TED TALLEY: The "big" boom nears end

Effort to sell house shows change in Bentonville

My north Bentonville home recently came off the market after a months-long listing. There were no takers, not even with a price reduction and a listing price per square foot well in line with the market. Nor were there negotiating opportunities with any low-ball offers. It's a whole new ball game.

For one, the pre-listing prep was different than with home sales years ago. I learned you can't write "family-friendly" neighborhood in marketing copy, lest you discriminate against or offend childless or non-traditional clientele. Heck, makes no difference to me who buys the place. Just bring cash. Or your banker.

For another, you have to "stage" a home now.

My agent is a talented "stager," though frankly most of the efforts were mine, transforming my home, top to bottom, into a Hank's Fine Furniture showroom. I simply mimicked my fellow, younger, Baylor University alums Chip and Joanna Gaines of HGTV's "Fixer Upper" as I dispatched the clutter. Short of covering walls in distressed shiplap and filling nooks with French country bric-a-brac, my first go at this was a good one. I believe Joanna would have approved, offering a raised hand as a Baylor bear claw and a "Sic 'Em Ted" cheer (It's a Waco thing, like calling the Hogs in Fayetteville).

The re-staging spotlighted the expansive living and dining area from the front door extending to the kitchen bar and breakfast room at the rear. The sunroom overlooking the backyard became a music conservatory with a displayed cello from my sons' school days, Mozart sheet music on the piano and 19th century parlor seating. Photos atop the piano of the boys performing at school and smiling backstage with Yo-Yo Ma set the tone: This home is that of a family seriously into arts and letters.

With interior complete and potted palms, flowers and ferns placed outside at the front and garage doors, the property, "Five minutes from the Walmart Home Office and two minutes from I-49," was ready for its close-up Memorial Day weekend. But after two open-houses and two intervening holidays, the listing agreement expired Halloween night. But I'm not spooked. My lovely home will sell. In time.

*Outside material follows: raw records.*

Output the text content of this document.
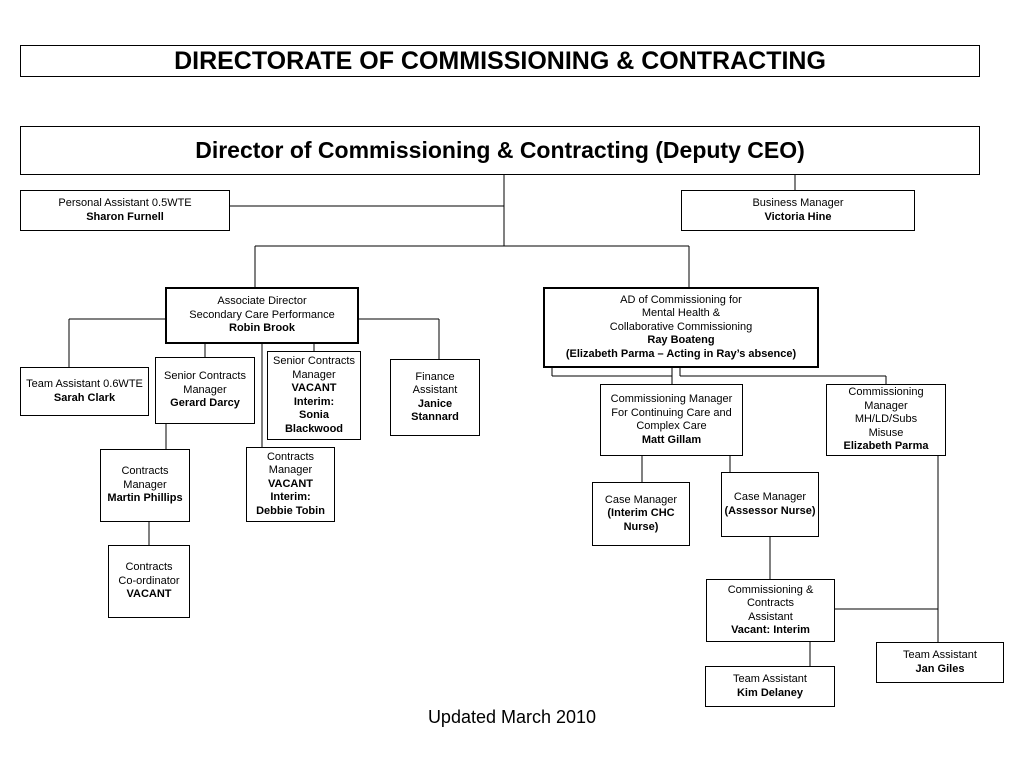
DIRECTORATE OF COMMISSIONING & CONTRACTING
Director of Commissioning & Contracting (Deputy CEO)
Personal Assistant 0.5WTE
Sharon Furnell
Business Manager
Victoria Hine
Associate Director
Secondary Care Performance
Robin Brook
AD of Commissioning for
Mental Health &
Collaborative Commissioning
Ray Boateng
(Elizabeth Parma – Acting in Ray’s absence)
Team Assistant 0.6WTE
Sarah Clark
Senior Contracts
Manager
Gerard Darcy
Senior Contracts
Manager
VACANT
Interim:
Sonia
Blackwood
Finance
Assistant
Janice
Stannard
Contracts
Manager
Martin Phillips
Contracts
Manager
VACANT
Interim:
Debbie Tobin
Contracts
Co-ordinator
VACANT
Commissioning Manager
For Continuing Care and
Complex Care
Matt Gillam
Commissioning
Manager
MH/LD/Subs
Misuse
Elizabeth Parma
Case Manager
(Interim CHC
Nurse)
Case Manager
(Assessor Nurse)
Commissioning &
Contracts
Assistant
Vacant: Interim
Team Assistant
Kim Delaney
Team Assistant
Jan Giles
Updated March 2010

Upon reflection, my experience is a bellwether for Bentonville residential real estate: The heyday of the 3,000-square-foot Walmart vendor family home, with ubiquitous, bay-windowed home office off the front entry, is nearing an end.

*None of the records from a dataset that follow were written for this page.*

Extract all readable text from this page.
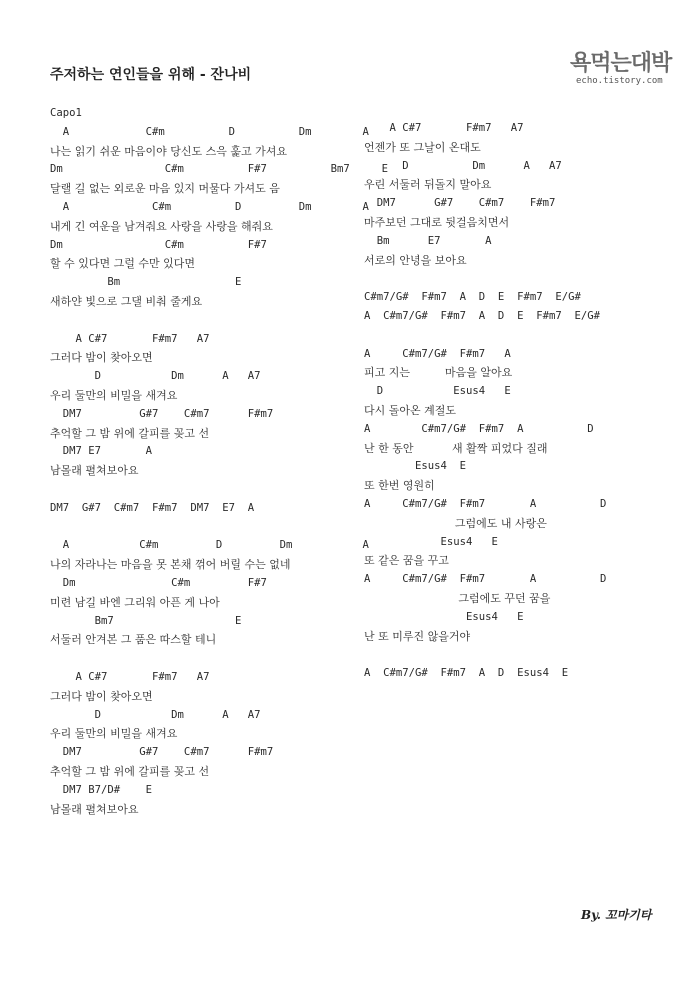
주저하는 연인들을 위해 - 잔나비	욕먹는대박
echo.tistory.com
Capo1
A            C#m          D          Dm        A
나는 읽기 쉬운 마음이야 당신도 스윽 훑고 가셔요
Dm                C#m          F#7          Bm7     E
달랠 길 없는 외로운 마음 있지 머물다 가셔도 음
A             C#m          D         Dm        A
내게 긴 여운을 남겨줘요 사랑을 사랑을 해줘요
Dm                C#m          F#7
할 수 있다면 그럴 수만 있다면
Bm                  E
새하얀 빛으로 그댈 비춰 줄게요
A C#7       F#m7   A7
그러다 밤이 찾아오면
D           Dm      A   A7
우리 둘만의 비밀을 새겨요
DM7         G#7    C#m7      F#m7
추억할 그 밤 위에 갈피를 꽂고 선
DM7 E7       A
남몰래 펼쳐보아요
DM7  G#7  C#m7  F#m7  DM7  E7  A
A           C#m         D         Dm           A
나의 자라나는 마음을 못 본채 꺾어 버릴 수는 없네
Dm               C#m         F#7
미련 남길 바엔 그리워 아픈 게 나아
Bm7                   E
서둘러 안겨본 그 품은 따스할 테니
A C#7       F#m7   A7
그러다 밤이 찾아오면
D           Dm      A   A7
우리 둘만의 비밀을 새겨요
DM7         G#7    C#m7      F#m7
추억할 그 밤 위에 갈피를 꽂고 선
DM7 B7/D#    E
남몰래 펼쳐보아요
A C#7       F#m7   A7
언젠가 또 그날이 온대도
D          Dm      A   A7
우린 서둘러 뒤돌지 말아요
DM7      G#7    C#m7    F#m7
마주보던 그대로 뒷걸음치면서
Bm      E7       A
서로의 안녕을 보아요
C#m7/G#  F#m7  A  D  E  F#m7  E/G#
A  C#m7/G#  F#m7  A  D  E  F#m7  E/G#
A     C#m7/G#  F#m7   A
피고 지는          마음을 알아요
D           Esus4   E
다시 돌아온 계절도
A        C#m7/G#  F#m7  A          D
난 한 동안           새 활짝 피었다 질래
Esus4  E
또 한번 영원히
A     C#m7/G#  F#m7       A          D
그럼에도 내 사랑은
Esus4   E
또 같은 꿈을 꾸고
A     C#m7/G#  F#m7       A          D
그럼에도 꾸던 꿈을
Esus4   E
난 또 미루진 않을거야
A  C#m7/G#  F#m7  A  D  Esus4  E
By. 꼬마기타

My subjective take-away is bolstered by data on Realtor.com. The median listing price in Bentonville has not changed from July 2016 to July 2017. The number was exactly the same for those two months: $324,000. In the same time frame, however, the listing price per square foot has gone up from $115 to $120, or just over 4 percent. Surely, there are other factors to consider (as real estate professionals would point out). But basic Jethro Bodine "goes-into" ciphering on a Big Chief tablet leads to a conclusion. If a median listing price hasn't changed, but cost per square foot is higher, then Bentonville homes for sale are getting smaller.

Two proposed developments north of downtown Bentonville are part of this downsized-housing trend as are lofts and condos near the courthouse square. Property on John DeShields Boulevard near existing city parks will be of "mixed use," code words for apartments, patio homes and such. Meanwhile a farm with an old red barn facing NW A Street is to be similarly re-purposed as the Red Barn Development. Concern over these projects gave birth to an ad-hoc organization, Citizens for Responsible Development in Bentonville, which alerts citizens to potential problems of dense development, advises of upcoming city zoning board meetings and promotes airing views before city fathers.

An engaged citizenry is admirable and necessary, especially in a pro-growth company town. But within its noble vox populi, the group's Facebook postings have an air of "NIMBY" -- leave my four-bedroom, single-family home backyard alone. So then, where can graduate business school millennials and green-card immigrants serving our burgeoning economy expect to live? Shall Bentonville be apartheid Johannesburg, South Africa, where workers with less desirable demographics were bused into the city each morning to work, then returned to their neighborhoods at night? Will Fayetteville and Centerton be our Sowetos?

Maybe dense development plans, versus traditional subdivision tracts, should be scrutinized and fine-tuned to consider, for example, traffic issues. But the need for in-town, non-traditional housing in Bentonville has been present for some time as newcomers continue pouring in. That Red Barn door was left open long ago.